= Margaret G. Reid =

Economist (1896–1991)

Margaret Gilpin Reid (1896 – 1991) was an economist in the area of household production, housework and non-market activities.

==Life==
Margaret Gilpin Reid was born in 1896 in Cardale, Manitoba in Canada, and completed a degree in Home Economics at the University of Manitoba in 1921. She received her PhD from the University of Chicago in 1931 titled The Economics of Household Production. She taught at Connecticut College, Iowa State College (Iowa State University) and later the University of Chicago, where she received tenure as a Professor of Home Economics and Economics. She became emeritus in 1961.

Reid served as an economic advisor to the Division of Statistical Standards during 1943 and 1944. She served as the Head of Family Economics for the Department of Agriculture. She returned to academia in 1948 as a full professor in economics at the University of Chicago. She was also a member of the Association of Public and Land-grant Universities.

==Economics==
Margaret G. Reid was a pioneer in the research on the importance of non-market activities, especially of the household for the economy.
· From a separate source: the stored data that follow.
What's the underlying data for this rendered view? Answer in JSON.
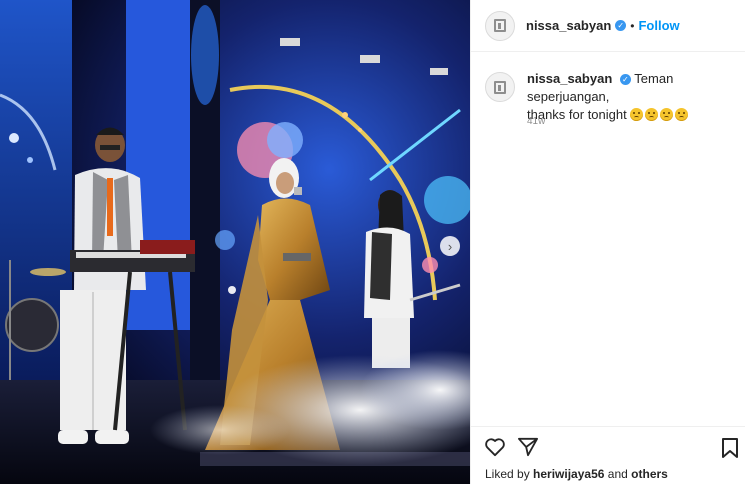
{
  "post": {
    "username": "nissa_sabyan",
    "follow_label": "Follow",
    "separator": "•",
    "caption_line1": "Teman seperjuangan,",
    "caption_line2": "thanks for tonight",
    "timestamp": "41w",
    "liked_by_prefix": "Liked by",
    "liked_by_user": "heriwijaya56",
    "liked_by_and": "and",
    "liked_by_others": "others"
  },
  "icons": [
    "heart-icon",
    "share-icon",
    "bookmark-icon",
    "verified-badge-icon",
    "carousel-next-icon"
  ],
  "colors": {
    "accent": "#0095f6",
    "verified": "#3897f0",
    "muted": "#8e8e8e",
    "text": "#262626"
  }
}
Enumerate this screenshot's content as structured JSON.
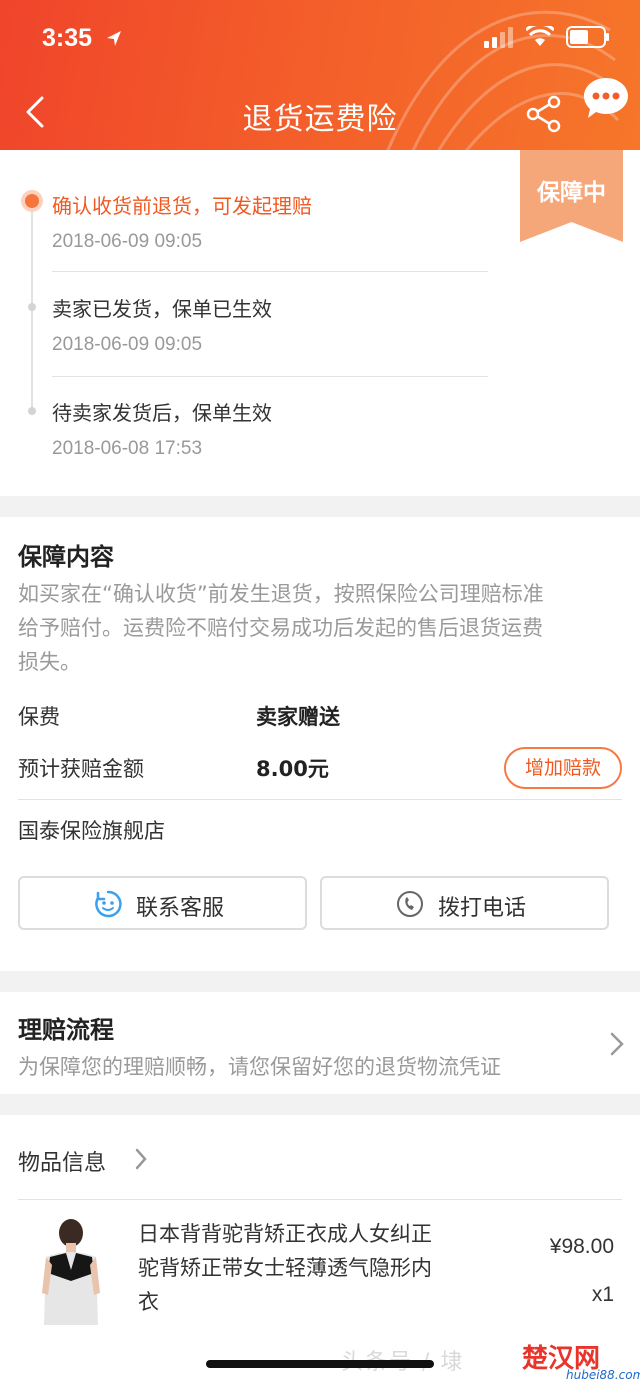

Her work included household production and consumption, relationships between health, income and productivity and housework.

Her first book, Economics of Household Production, was published in 1934. Reid, like her PhD advisor Hazel Kyrk, sought to theorize the productive contribution made by domestic activities within the household. She argued for a national accounting that included non-market activities to better mirror economic activities. Furthermore, she called for the recognition of unpaid work and delivered a pragmatic definition for work itself as activities that have a positive utility and could be transferred through a market (even if they are not produced for a market). Feminist economists would later argue that this work was underappreciated and even ignored, pointing out its similarity to Gary Becker's 1965 Nobel-prize winning theory of time allocation.

After becoming emeritus, she continued to research and write until her death in 1991. In later years her work was preoccupied with the relationship between demographic factors such as age, race, health, and income, and productivity and consumption.

The American Economic Association named Reid a Distinguished Fellow in 1980, recognizing her as a "truly tireless colleague" whose contributions to the field were complemented by a "felicitous sense of humour." In 1996 Feminist Economics devoted an issue to recognizing her research.